Ryan Coogler has been one of Hollywood’s most quietly extraordinary filmmakers for over a decade. On Sunday night at the 98th Academy Awards, the industry finally handed him the Oscar to prove it. Coogler won best original screenplay for Sinners, claiming his first Academy Award win from five career nominations a moment that felt long overdue to everyone in the room and to millions watching at home.
The win came for a film that had already rewritten the record books. Sinners entered Sunday night as the most nominated film in Academy Awards history with 16 nominations, and Coogler’s screenplay victory added the most personal chapter yet to what has become one of the most remarkable stories of this entire awards season.
The man behind one of Hollywood’s most extraordinary careers
What makes Coogler’s journey to this Oscar podium so compelling is how consistently he has delivered while operating at the highest levels of the industry on his own terms.

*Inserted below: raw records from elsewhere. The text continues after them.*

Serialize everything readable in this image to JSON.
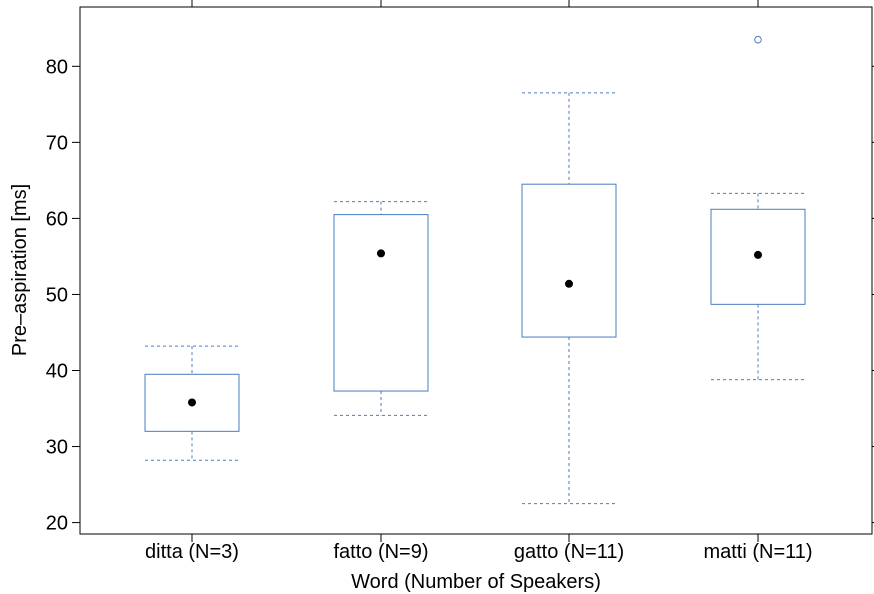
{
  "chart_data": {
    "type": "box",
    "xlabel": "Word (Number of Speakers)",
    "ylabel": "Pre–aspiration [ms]",
    "ylim": [
      18.5,
      87.8
    ],
    "yticks": [
      20,
      30,
      40,
      50,
      60,
      70,
      80
    ],
    "categories": [
      "ditta (N=3)",
      "fatto (N=9)",
      "gatto (N=11)",
      "matti (N=11)"
    ],
    "boxes": [
      {
        "category": "ditta (N=3)",
        "whisker_low": 28.2,
        "q1": 32.0,
        "median": 35.8,
        "q3": 39.5,
        "whisker_high": 43.2,
        "outliers": []
      },
      {
        "category": "fatto (N=9)",
        "whisker_low": 34.1,
        "q1": 37.3,
        "median": 55.4,
        "q3": 60.5,
        "whisker_high": 62.2,
        "outliers": []
      },
      {
        "category": "gatto (N=11)",
        "whisker_low": 22.5,
        "q1": 44.4,
        "median": 51.4,
        "q3": 64.5,
        "whisker_high": 76.5,
        "outliers": []
      },
      {
        "category": "matti (N=11)",
        "whisker_low": 38.8,
        "q1": 48.7,
        "median": 55.2,
        "q3": 61.2,
        "whisker_high": 63.3,
        "outliers": [
          83.5
        ]
      }
    ],
    "grid": false,
    "colors": {
      "box": "#4a7cc0",
      "median": "#000000",
      "frame": "#000000"
    }
  }
}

He burst onto the scene with Fruitvale Station in 2013, a debut feature made for just $900,000 that won the Grand Jury Prize and the Audience Award at Sundance before moving audiences and critics worldwide. He followed that with Creed in 2015, a film that revived one of Hollywood’s most beloved franchises while simultaneously establishing him as a director capable of blending commercial appeal with genuine emotional depth.
Then came Black Panther in 2018, a cultural phenomenon that became the first superhero film ever nominated for best picture at the Academy Awards and grossed over $1.3 billion worldwide. Coogler did not just make a successful film — he made history, delivering a movie that meant something profound to audiences who had never before seen themselves centered in that kind of story at that scale.

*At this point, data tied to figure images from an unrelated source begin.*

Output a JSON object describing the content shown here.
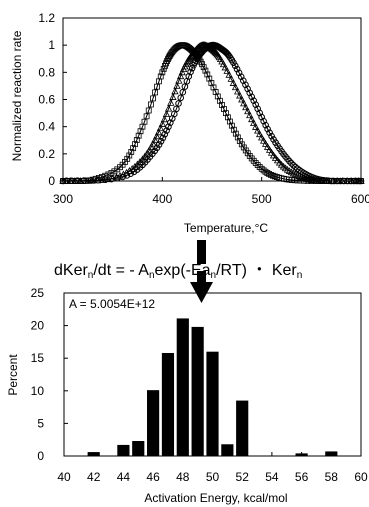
{
  "chart_data": [
    {
      "type": "line",
      "title": "",
      "xlabel": "Temperature,°C",
      "ylabel": "Normalized reaction rate",
      "xlim": [
        300,
        600
      ],
      "ylim": [
        0,
        1.2
      ],
      "xticks": [
        "300",
        "400",
        "500",
        "600"
      ],
      "yticks": [
        "0",
        "0.2",
        "0.4",
        "0.6",
        "0.8",
        "1",
        "1.2"
      ],
      "grid": false,
      "series": [
        {
          "marker": "square",
          "peak_x": 420,
          "x": [
            300,
            330,
            360,
            380,
            400,
            410,
            420,
            430,
            440,
            460,
            480,
            500,
            520,
            550,
            600
          ],
          "y": [
            0.0,
            0.01,
            0.12,
            0.4,
            0.8,
            0.95,
            1.0,
            0.96,
            0.86,
            0.56,
            0.27,
            0.09,
            0.02,
            0.0,
            0.0
          ]
        },
        {
          "marker": "triangle",
          "peak_x": 440,
          "x": [
            300,
            350,
            380,
            400,
            420,
            430,
            440,
            450,
            460,
            480,
            500,
            520,
            540,
            560,
            600
          ],
          "y": [
            0.0,
            0.02,
            0.16,
            0.42,
            0.8,
            0.93,
            1.0,
            0.97,
            0.88,
            0.6,
            0.32,
            0.12,
            0.03,
            0.0,
            0.0
          ]
        },
        {
          "marker": "circle",
          "peak_x": 450,
          "x": [
            300,
            360,
            390,
            410,
            430,
            440,
            450,
            460,
            470,
            490,
            510,
            530,
            550,
            570,
            600
          ],
          "y": [
            0.0,
            0.03,
            0.2,
            0.46,
            0.83,
            0.95,
            1.0,
            0.97,
            0.89,
            0.62,
            0.33,
            0.13,
            0.03,
            0.0,
            0.0
          ]
        }
      ]
    },
    {
      "type": "bar",
      "title": "",
      "xlabel": "Activation Energy, kcal/mol",
      "ylabel": "Percent",
      "xlim": [
        40,
        60
      ],
      "ylim": [
        0,
        25
      ],
      "xticks": [
        "40",
        "42",
        "44",
        "46",
        "48",
        "50",
        "52",
        "54",
        "56",
        "58",
        "60"
      ],
      "yticks": [
        "0",
        "5",
        "10",
        "15",
        "20",
        "25"
      ],
      "annotation": "A = 5.0054E+12",
      "grid": false,
      "categories": [
        42,
        44,
        45,
        46,
        47,
        48,
        49,
        50,
        51,
        52,
        56,
        58
      ],
      "values": [
        0.6,
        1.7,
        2.3,
        10.1,
        15.8,
        21.1,
        19.8,
        16.0,
        1.8,
        8.5,
        0.4,
        0.7
      ]
    }
  ],
  "equation": {
    "lhs_main": "dKer",
    "lhs_sub": "n",
    "lhs_rest": "/dt = - A",
    "a_sub": "n",
    "exp_open": "exp(-Ea",
    "ea_sub": "n",
    "exp_close": "/RT) ・ Ker",
    "ker_sub": "n"
  }
}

Through it all, he has remained rooted in the values and the community that shaped him, never losing sight of where he came from.

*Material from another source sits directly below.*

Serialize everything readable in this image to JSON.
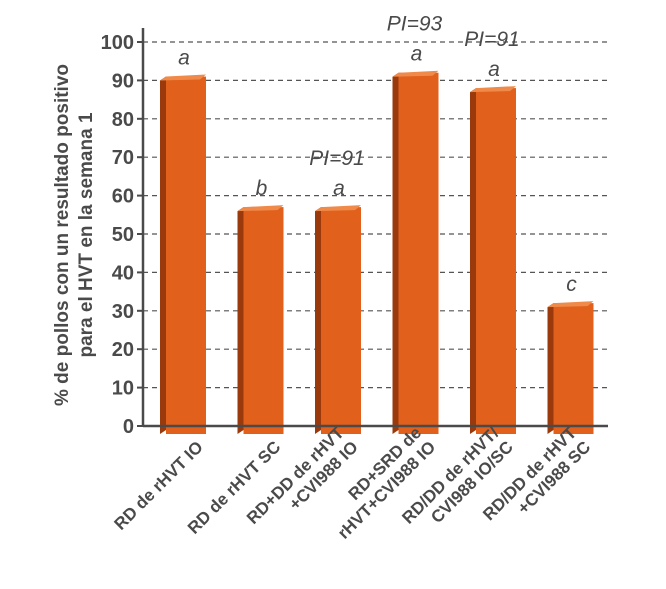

A speech as honest and human as the man himself
Coogler took the stage visibly nervous and immediately endearing, joking that he needed the room to sit down quickly because he grew up in Oakland and Richmond, California — where people, he cheerfully admitted, can talk a lot. It was a warm and completely genuine opening that set the tone for everything that followed.
He thanked the Academy, his fellow nominees, and Warner Brothers before asking his cast and crew to stand so the room could acknowledge them properly. He singled out producers Sev and Zinzi Coogler as the best in the world, then turned to his wife Zinzi with words that drew an audible reaction from the audience telling her that every day he gets to spend with her is better than the one that came before it.
The moment that stopped the room
The most quietly devastating part of Coogler’s speech came at the very end, when he turned his attention to his children watching from home. He apologized for the time his work had taken him away from them, told them he loved them more than anything, and then offered them something to hold onto for the rest of their lives.
He told them that memories are all we have, that he hoped he had given them great ones, and that when they are blessed to live long lives and he becomes just a memory, he wanted them to remember one thing above all else — that he loved them more than anything in this world.
The room was silent in the best possible way.
Ryan Coogler is the first filmmaker in Academy Awards history to have his debut film, a superhero blockbuster, and a record-setting original work all leave lasting marks on the cultural conversation of their respective eras. On Sunday night, the Academy finally caught up with what the rest of the world already knew.